Louis de Freycinet at Port Jackson in 1819 found some “close to the colour of African negroes, others more like the coppery red of Malays”. Another observer concluded that the range “may fairly be referred to the accidental varieties which we observe throughout the whole economy of nature”.

To make sense of the spectrum of skin hues around the globe, the British Association for the Advancement of Science in 1839 voted £5 to publish a pamphlet to help travellers record the physical and social characteristics of races and tribes “likely, at no distant period, to be annihilated”. Such data would reduce “the irretrievable loss which science must sustain” by their disappearance. The booklet’s third query concerned complexion of skin, hair and  eyes, at that time assumed to be linked.

Thirty years later, the Association supplied a colour chart of ten skin tints. The traveller in “uncivilised lands” was advised to hold these against “a part of the body not exposed to sun or weather”, no delicate achievement for naked peoples. Plastic eyes and swatches of hair were also available for field comparisons. Later editions of the guide sidelined “pigmentary characters” because of “the unsatisfactory nature of matching techniques”, not because the concept was flawed.

From the 1950s, new machines provided precise measurement of the reflectance of skin colours just as attention was shifting to their polygenetic sources. Anthropometricians report differences between darker coastal tribes and those in central Australia in support of a multi-wave hypothesis. No matter how refined the grading of pigments became, the practice was never neutral because colour classifications were used to confirm social judgements.

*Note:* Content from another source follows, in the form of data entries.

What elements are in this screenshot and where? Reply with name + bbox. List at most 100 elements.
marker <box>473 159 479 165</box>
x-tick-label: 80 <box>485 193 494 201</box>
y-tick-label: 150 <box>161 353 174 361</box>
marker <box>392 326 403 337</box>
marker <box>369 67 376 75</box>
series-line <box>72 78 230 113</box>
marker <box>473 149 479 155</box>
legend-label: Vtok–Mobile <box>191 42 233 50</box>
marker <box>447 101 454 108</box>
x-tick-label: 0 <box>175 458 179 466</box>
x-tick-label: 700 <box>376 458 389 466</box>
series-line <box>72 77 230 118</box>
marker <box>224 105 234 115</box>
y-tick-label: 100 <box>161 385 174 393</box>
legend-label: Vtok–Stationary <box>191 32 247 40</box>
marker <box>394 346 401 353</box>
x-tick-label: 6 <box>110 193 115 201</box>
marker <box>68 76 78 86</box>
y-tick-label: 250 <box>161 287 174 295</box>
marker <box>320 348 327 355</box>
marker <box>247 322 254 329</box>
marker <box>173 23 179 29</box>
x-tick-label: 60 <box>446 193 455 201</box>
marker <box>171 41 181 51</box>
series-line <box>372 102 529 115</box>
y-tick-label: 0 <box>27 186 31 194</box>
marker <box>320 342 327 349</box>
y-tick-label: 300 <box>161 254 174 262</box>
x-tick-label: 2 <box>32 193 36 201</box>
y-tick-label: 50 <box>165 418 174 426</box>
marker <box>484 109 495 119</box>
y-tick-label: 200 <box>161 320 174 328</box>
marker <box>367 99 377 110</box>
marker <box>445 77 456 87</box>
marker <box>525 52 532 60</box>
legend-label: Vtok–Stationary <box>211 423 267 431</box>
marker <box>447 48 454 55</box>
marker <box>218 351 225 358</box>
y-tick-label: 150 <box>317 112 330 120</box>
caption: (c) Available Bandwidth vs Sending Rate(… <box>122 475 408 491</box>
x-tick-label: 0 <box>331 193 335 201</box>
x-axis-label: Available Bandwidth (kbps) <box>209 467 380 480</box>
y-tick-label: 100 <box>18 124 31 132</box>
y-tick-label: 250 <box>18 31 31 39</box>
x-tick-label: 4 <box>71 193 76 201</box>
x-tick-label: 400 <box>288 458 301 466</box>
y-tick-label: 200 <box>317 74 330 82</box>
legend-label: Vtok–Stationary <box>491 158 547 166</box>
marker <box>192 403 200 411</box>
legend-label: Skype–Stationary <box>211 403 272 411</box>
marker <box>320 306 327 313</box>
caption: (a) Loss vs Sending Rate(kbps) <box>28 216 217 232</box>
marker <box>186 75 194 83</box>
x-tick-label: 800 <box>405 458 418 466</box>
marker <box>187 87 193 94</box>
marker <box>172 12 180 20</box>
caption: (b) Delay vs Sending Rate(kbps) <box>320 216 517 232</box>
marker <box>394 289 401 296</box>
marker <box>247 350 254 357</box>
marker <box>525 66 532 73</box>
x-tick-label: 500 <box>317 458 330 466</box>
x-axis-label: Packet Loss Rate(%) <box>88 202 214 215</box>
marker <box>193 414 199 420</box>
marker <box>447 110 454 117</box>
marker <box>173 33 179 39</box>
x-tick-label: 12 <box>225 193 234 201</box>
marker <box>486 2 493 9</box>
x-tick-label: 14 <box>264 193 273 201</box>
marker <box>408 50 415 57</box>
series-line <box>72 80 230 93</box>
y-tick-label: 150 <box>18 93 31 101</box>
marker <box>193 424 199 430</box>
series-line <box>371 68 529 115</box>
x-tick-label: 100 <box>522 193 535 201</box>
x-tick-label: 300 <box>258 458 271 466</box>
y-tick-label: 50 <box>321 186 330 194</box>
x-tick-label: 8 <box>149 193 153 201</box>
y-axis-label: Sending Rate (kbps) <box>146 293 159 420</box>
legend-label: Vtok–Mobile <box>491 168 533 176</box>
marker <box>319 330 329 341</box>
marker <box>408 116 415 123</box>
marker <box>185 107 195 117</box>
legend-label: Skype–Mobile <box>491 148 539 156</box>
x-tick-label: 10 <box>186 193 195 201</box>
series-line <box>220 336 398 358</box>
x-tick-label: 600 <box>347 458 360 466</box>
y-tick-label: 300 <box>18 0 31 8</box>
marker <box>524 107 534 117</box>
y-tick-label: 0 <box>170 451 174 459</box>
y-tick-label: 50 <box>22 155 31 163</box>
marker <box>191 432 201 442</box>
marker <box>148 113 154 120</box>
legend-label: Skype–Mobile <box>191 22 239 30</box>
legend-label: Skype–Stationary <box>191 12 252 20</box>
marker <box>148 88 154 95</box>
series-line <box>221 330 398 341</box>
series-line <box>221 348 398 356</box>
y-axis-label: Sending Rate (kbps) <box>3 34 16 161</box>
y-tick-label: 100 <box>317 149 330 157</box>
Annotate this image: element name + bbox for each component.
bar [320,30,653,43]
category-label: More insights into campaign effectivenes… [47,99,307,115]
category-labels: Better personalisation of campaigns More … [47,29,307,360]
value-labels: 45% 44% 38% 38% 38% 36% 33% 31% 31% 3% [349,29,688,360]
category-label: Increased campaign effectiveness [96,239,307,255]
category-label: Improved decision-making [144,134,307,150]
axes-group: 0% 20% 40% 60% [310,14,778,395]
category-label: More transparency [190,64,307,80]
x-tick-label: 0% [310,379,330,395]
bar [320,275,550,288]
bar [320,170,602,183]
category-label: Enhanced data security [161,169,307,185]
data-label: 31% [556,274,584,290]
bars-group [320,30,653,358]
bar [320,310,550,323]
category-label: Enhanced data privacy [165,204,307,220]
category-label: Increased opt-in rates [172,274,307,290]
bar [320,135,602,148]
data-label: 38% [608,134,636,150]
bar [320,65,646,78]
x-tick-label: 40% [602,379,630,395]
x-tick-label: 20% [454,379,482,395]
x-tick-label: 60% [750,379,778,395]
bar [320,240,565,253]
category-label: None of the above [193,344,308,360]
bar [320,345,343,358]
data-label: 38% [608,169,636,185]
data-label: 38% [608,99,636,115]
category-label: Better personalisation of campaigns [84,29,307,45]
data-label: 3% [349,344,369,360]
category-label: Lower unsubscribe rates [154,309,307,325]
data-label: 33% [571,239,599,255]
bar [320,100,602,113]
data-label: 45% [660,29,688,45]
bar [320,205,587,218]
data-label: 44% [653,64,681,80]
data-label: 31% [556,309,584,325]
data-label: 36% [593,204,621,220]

For instance, the distinctions in skin tone retain currency in debates about land claims. Who were the original inhabitants, ask spokespeople for the mining industry? Were the Aborigines one people from a single immigration, or were there several waves over 50,000?

A second variation in skin colour was that Aboriginal babies are born lighter than their parents, sometimes almost pink, had import for the stolen generation. An 1820s observer added that the infants went black before their first birthday, but not from any rubbing with “grease or dirt”. From the 1870s, the sighting of the strawberry-headed kids of the Pitjantjatjara in the central desert presented a more startling variation.

During the first half of the twentieth century, officials hoped that if skin pigment was not obvious at birth, it could be bred out. Along with a scholarly reclassification of Aborigines as near to Caucasian, the lightness of Aboriginal infants influenced policy towards biological absorption. As Anna Haebich has documented in her Broken Circles, governments maintained registers of “Almost white girls” who were the most vulnerable to being taken from their families, to be married off to white men. Children were expelled from a special home for the light-skinned if they began to darken. Its superintendent fretted that her charges had returned from a beach holiday as “brown as berries”.

Being almost white did not guarantee equal funding. The youngsters got about one-third of the government grant for white orphans. Now that identifying as Aboriginal offers a few benefits, the complaint is that they don’t look black enough.